Later, as CR4, I called in on Today during the 7 am news bulletin to chat with Brian Redhead and John Timpson. Later still, as MDR (By now you’ve cracked the code – all BBC jobs were known by their initials. An engineer in external services information and operations was known as EIEIO. I’m not kidding!) I went to all five networks. Terry Wogan, God bless him, had returned from his TV chat show and Redhead and Timpson had morphed into Jim Naughtie and Sue MacGregor. The last two speak affectionately of BH on The Home of Radio.  

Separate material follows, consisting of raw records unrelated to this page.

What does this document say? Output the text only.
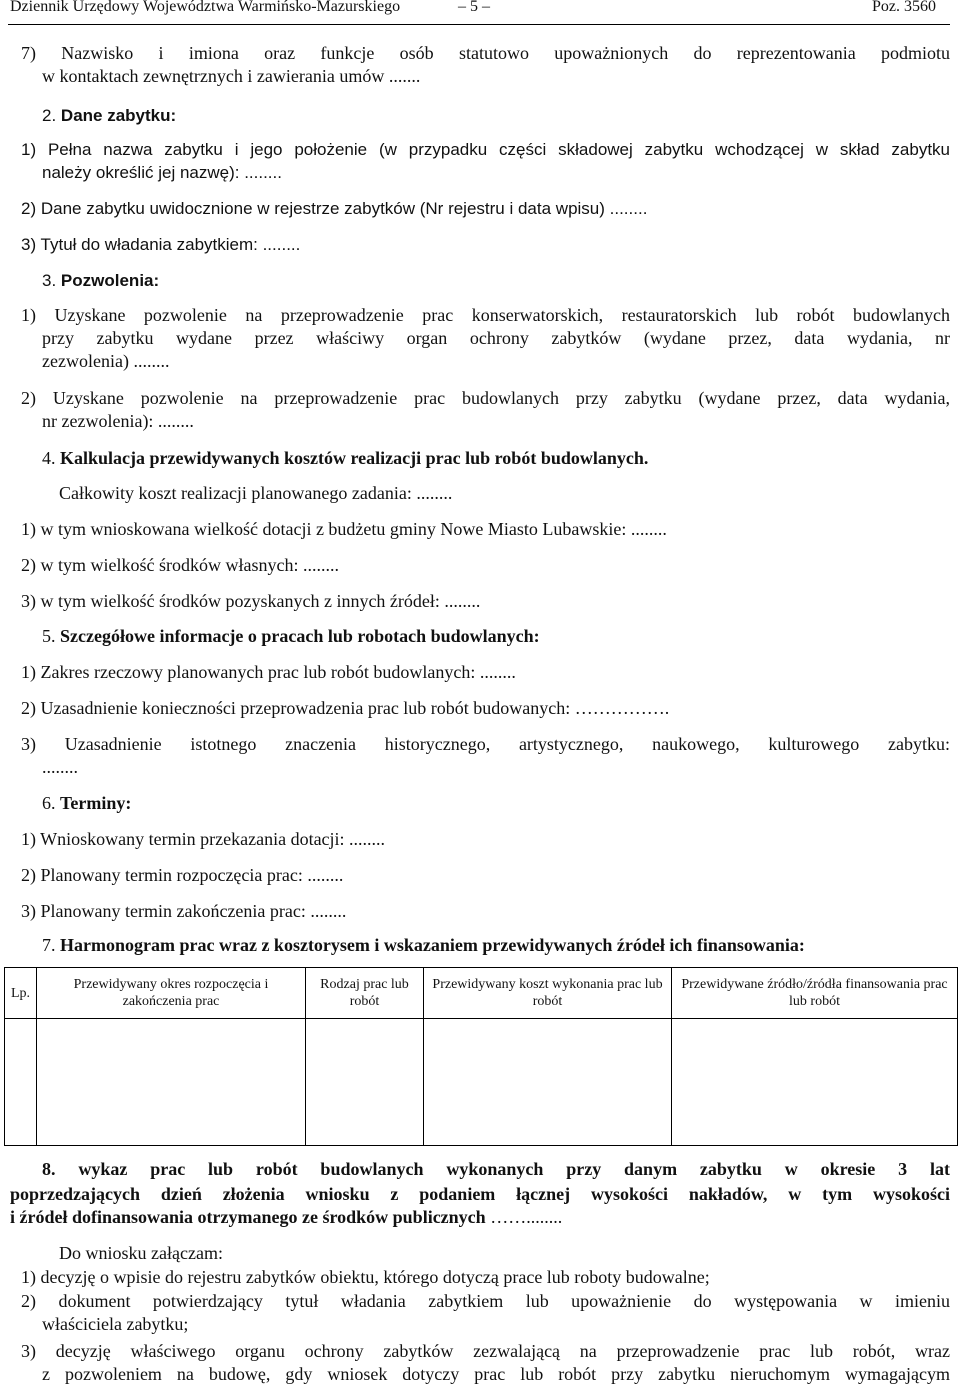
Dziennik Urzędowy Województwa Warmińsko-Mazurskiego	– 5 –	Poz. 3560
7) Nazwisko i imiona oraz funkcje osób statutowo upoważnionych do reprezentowania podmiotu
w kontaktach zewnętrznych i zawierania umów .......
2. Dane zabytku:
1) Pełna nazwa zabytku i jego położenie (w przypadku części składowej zabytku wchodzącej w skład zabytku
należy określić jej nazwę): ........
2) Dane zabytku uwidocznione w rejestrze zabytków (Nr rejestru i data wpisu) ........
3) Tytuł do władania zabytkiem: ........
3. Pozwolenia:
1) Uzyskane pozwolenie na przeprowadzenie prac konserwatorskich, restauratorskich lub robót budowlanych
przy zabytku wydane przez właściwy organ ochrony zabytków (wydane przez, data wydania, nr
zezwolenia) ........
2) Uzyskane pozwolenie na przeprowadzenie prac budowlanych przy zabytku (wydane przez, data wydania,
nr zezwolenia): ........
4. Kalkulacja przewidywanych kosztów realizacji prac lub robót budowlanych.
Całkowity koszt realizacji planowanego zadania: ........
1) w tym wnioskowana wielkość dotacji z budżetu gminy Nowe Miasto Lubawskie: ........
2) w tym wielkość środków własnych: ........
3) w tym wielkość środków pozyskanych z innych źródeł: ........
5. Szczegółowe informacje o pracach lub robotach budowlanych:
1) Zakres rzeczowy planowanych prac lub robót budowlanych: ........
2) Uzasadnienie konieczności przeprowadzenia prac lub robót budowanych: …………….
3) Uzasadnienie istotnego znaczenia historycznego, artystycznego, naukowego, kulturowego zabytku:
........
6. Terminy:
1) Wnioskowany termin przekazania dotacji: ........
2) Planowany termin rozpoczęcia prac: ........
3) Planowany termin zakończenia prac: ........
7. Harmonogram prac wraz z kosztorysem i wskazaniem przewidywanych źródeł ich finansowania:
Lp.	Przewidywany okres rozpoczęcia i zakończenia prac	Rodzaj prac lub robót	Przewidywany koszt wykonania prac lub robót	Przewidywane źródło/źródła finansowania prac lub robót

8. wykaz prac lub robót budowlanych wykonanych przy danym zabytku w okresie 3 lat
poprzedzających dzień złożenia wniosku z podaniem łącznej wysokości nakładów, w tym wysokości
i źródeł dofinansowania otrzymanego ze środków publicznych ……........
Do wniosku załączam:
1) decyzję o wpisie do rejestru zabytków obiektu, którego dotyczą prace lub roboty budowalne;
2) dokument potwierdzający tytuł władania zabytkiem lub upoważnienie do występowania w imieniu
właściciela zabytku;
3) decyzję właściwego organu ochrony zabytków zezwalającą na przeprowadzenie prac lub robót, wraz
z pozwoleniem na budowę, gdy wniosek dotyczy prac lub robót przy zabytku nieruchomym wymagającym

My first programme from BH as a producer was called Roundabout, and went out live on 1 April 1964. The first record went on at the wrong speed – 45 rpm not 33⅓ - and I thought my career was finished. Fortunately, those were the days when you were promoted for incompetence in the hope that, eventually, they would hit on something you could actually do.

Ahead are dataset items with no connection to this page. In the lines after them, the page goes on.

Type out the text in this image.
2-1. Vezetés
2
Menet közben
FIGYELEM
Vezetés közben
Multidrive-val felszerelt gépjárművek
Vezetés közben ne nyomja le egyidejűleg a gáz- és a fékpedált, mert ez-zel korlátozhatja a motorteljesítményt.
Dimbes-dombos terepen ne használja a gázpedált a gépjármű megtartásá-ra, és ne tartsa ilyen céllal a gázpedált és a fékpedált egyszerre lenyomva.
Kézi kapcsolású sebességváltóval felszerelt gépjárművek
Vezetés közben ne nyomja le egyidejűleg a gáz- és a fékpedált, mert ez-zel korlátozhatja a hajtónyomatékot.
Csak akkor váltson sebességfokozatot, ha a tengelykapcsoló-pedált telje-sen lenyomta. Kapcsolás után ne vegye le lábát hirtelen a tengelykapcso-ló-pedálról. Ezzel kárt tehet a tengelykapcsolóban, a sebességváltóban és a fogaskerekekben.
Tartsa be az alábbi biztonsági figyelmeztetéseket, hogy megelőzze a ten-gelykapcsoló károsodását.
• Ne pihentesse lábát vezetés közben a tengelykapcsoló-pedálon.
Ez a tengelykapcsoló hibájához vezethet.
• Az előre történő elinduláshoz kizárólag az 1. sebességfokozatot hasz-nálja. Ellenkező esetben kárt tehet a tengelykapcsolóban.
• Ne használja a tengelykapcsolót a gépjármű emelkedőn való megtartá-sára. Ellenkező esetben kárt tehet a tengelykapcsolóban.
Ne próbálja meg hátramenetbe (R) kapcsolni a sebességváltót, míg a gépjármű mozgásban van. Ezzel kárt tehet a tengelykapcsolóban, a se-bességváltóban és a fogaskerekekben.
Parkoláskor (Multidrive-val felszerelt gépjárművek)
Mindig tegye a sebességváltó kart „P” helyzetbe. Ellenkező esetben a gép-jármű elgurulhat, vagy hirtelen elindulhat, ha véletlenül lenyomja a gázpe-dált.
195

Walking under Eric Gill’s statue, through the heavy gold double doors into the imposing half-moon reception hall, thrilled me every day. Gill was asked to provide statues of Prospero and Ariel, but is that what he sculpted? The local MP, and Lord Reith too, thought Ariel’s willy over-generous. Was it snipped? It was said that on Prospero’s back Gill had carved a girl’s face. True or false? Myths and legends abound before one has even entered the building.

An old girlfriend of mine, who had unceremoniously dumped me 20 years previously to marry a dentist, turned up in reception to meet me one day. I had set my face to cool and indifferent, only to discover that she was excited and in awe of what she was seeing – Robin Day, Denis Healey, Kenneth Williams, Robert Robinson, and Jimmy Young all in the space of five minutes. “It’s an amazing place,” she said. “Yes,” I said nonchalantly. And I thought “And it’s a bit more glamorous than a dentist’s waiting room.”

There’s more about Broadcasting House as well as Savoy Hill, Lime Grove and Television Centre in The BBC Tour presented by Nick Baker on BBC Radio 4 Extra on Saturday 9 August.  

Broadcasting House illustration by Mark Thomas at Central Illustration Agency as used in the Radio Times 3 November 2012.

1 comment:

Andy Walmsley said...

In fact David Hatch is, in the best tradition of Popmaster, "one year out". His first credit as BBC radio producer was 1 April 1965.